Eu, no entanto, sugeriria aos nobres parlamentares que não usassem sua participaçao na elaboração dessa lei como capital eleitoral este ano. Esperem também dez anos. Até lá, procurem reparar se valeu a pena gastar tanto tempo nessa lei. Não me refiro ao tempo que tenham gastado pensando na matéria, que é evidentemente válida. Refiro-me ao tempo que gastaram elaborando o texto. Pois, já que se deram ao trabalho de legislar sobre aquilo que deveria ser o óbvio, deveriam ter previsto penalidades para prefeitos, governadores e empresários que não realizam uma tarefa tão básica. Deveriam, também, por força da coerência, ter acrescentado um novo parágrafo ao segundo artigo, proibindo que donos de escolas particulares usem a compra de livros como pretexto para o aumento de mensalidades. Afinal, se sabem que o ensino particular vem cobrindo há muito tempo um espaço que deveria ser coberto pelo ensino público, deveriam relembrar aquela velha meta de tornar o ensino acessível ao maior número, seja ele mantido por quem for. Deveriam, enfim, ter enfatizado não só a constituição do acervo bibliográfico, mas estabeler uma simples regra: a de que as tais bibliotecas deverão estar abertas por tanto tempo quanto for possível. E que deverão ser não só lugares bem montados, mas também aprazíveis. Que deverão ser lugares que cativem crianças e adolescentes. Afinal, trata-se de prescrever algo como beber água.
Sinto dizer que o texto dos nossos parlamentares é muito lacônico para tanto tempo de elaboração.
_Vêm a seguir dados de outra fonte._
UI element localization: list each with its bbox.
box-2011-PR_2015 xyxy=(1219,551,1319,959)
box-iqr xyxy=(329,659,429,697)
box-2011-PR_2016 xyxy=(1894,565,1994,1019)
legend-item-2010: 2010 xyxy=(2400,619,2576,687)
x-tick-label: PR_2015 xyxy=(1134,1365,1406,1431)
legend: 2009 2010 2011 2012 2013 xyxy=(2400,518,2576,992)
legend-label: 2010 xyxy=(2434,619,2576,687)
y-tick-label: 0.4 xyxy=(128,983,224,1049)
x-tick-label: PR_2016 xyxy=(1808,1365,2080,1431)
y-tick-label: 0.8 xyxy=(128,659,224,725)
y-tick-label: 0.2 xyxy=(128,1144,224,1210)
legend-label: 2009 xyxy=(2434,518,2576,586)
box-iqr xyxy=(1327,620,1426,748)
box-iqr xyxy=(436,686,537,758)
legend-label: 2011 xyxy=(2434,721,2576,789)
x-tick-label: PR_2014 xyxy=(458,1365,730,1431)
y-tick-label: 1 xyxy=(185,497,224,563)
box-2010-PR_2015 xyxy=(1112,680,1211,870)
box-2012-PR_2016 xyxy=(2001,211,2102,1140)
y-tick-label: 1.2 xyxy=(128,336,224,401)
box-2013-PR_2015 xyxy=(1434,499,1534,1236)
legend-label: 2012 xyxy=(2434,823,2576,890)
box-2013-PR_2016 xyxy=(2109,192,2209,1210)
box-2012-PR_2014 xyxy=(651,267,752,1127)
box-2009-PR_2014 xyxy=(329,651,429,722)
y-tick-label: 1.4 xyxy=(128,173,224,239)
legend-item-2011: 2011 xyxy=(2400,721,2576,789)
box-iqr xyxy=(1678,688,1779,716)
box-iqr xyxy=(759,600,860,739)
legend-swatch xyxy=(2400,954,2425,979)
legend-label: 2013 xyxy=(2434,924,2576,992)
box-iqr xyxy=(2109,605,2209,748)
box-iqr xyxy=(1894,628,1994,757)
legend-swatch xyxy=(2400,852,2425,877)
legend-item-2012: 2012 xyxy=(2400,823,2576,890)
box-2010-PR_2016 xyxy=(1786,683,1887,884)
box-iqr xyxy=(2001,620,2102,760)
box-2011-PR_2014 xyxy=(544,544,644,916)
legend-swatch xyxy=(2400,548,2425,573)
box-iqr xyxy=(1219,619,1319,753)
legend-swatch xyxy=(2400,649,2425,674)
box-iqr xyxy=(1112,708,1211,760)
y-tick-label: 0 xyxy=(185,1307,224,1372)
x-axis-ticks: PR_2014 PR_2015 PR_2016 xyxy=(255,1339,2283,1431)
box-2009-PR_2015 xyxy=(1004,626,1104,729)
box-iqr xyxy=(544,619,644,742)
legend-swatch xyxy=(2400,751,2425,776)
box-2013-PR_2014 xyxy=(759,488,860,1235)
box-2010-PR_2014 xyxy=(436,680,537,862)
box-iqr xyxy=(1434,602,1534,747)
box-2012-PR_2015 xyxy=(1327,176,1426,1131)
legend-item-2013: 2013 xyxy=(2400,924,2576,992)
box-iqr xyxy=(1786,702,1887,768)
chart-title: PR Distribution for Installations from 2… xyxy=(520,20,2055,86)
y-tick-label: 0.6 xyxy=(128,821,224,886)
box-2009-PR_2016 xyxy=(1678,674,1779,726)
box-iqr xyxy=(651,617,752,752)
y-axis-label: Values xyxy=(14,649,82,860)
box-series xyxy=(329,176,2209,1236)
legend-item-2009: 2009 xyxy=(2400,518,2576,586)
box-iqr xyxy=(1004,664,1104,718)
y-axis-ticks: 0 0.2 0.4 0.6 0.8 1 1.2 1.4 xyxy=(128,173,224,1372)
Não faz jus ao trabalho de seus relatores. Diz muito pouco. Parece uma daquelas peças jurídicas bonitas, eivadas de boas intenções e que será lembrada até outubro, quando vai desaparecer sob a monótona campainha das urnas.


+ essa
Para se ter uma idéia de como nossos parlamentares deram voltas em torno de um problema que merecia melhor atenção (qualitativa e não quantitativa), seria útil lembrar a pesquisa divulgada pelo Minc sobre bibliotecas públicas municipais do país, e matéria sobre a mesma na Folha de S. Paulo em 01 de maio deste ano.
Bibliotecas públicas são diferentes de bibliotecas de escolas em uma série de aspectos. Mas servem como indicadores. É difícil imaginar que um município que não conte com uma biblioteca pública venha a ter bibliotecas em escolas. Pois se a autoridade municipal não se importa em pelo menos manter uma biblioteca para todo o seu município, o que dizer de uma em cada escola? E a iniciativa privada, que biblioteca colocará à disposição de seus alunos, numa situação dessas?
Nesse caso, apesar de o governo tentar explorar os aspectos mais positivos da pesquisa (quase universalização das biblotecas públicas, apesar de poucas funcionarem à noite), a Folha de S. Paulo acerta ao chamar a atenção para o tipo de uso que é feito dessas bibliotecas, bem como para a qualidade insatisfatória dos serviços prestados.
Ora, se a maior parte usa as bibliotecas municipais para pesquisas escolares, é um sinal significativo de que falta bibliotecas nas escolas (ou, pelo menos, elas não estão ficando abertas e em condições de uso, com material apropriado e instalações capazes de abrigar acervo e usuários). E se as bibliotecas municipais carecem de conforto e de serviços básicos (como acesso à internet disponível aos usuários), o que pensar das bibliotecas escolares?
Bibliotecas escolares são locais capazes de iniciar crianças e jovens no uso das bibliotecas, seja consultando livros, seja efetuando pesquisas pela Internet, acessando videos, etc. Elas deveriam ser um lugar de muitas possibilidades extracurriculares para os estudantes. Lugares coloridos, estimulantes - e, sobretudo, abertos, acolhedores. Mas, se falta até essa infraestrutura básica, dá pra imaginar a qualidade do serviço.
Como se vê, nossos parlamentares perderam uma grande oportunidade de fazer a diferença. Sete anos para impor uma obrigação vazia e lá se vai a oportunidade de instituir um instrumento detonador de um programa de estímulo ao uso de bibliotecas de qualidade.
Espero que pelo menos nossos professores consigam contornar isso com criatividade.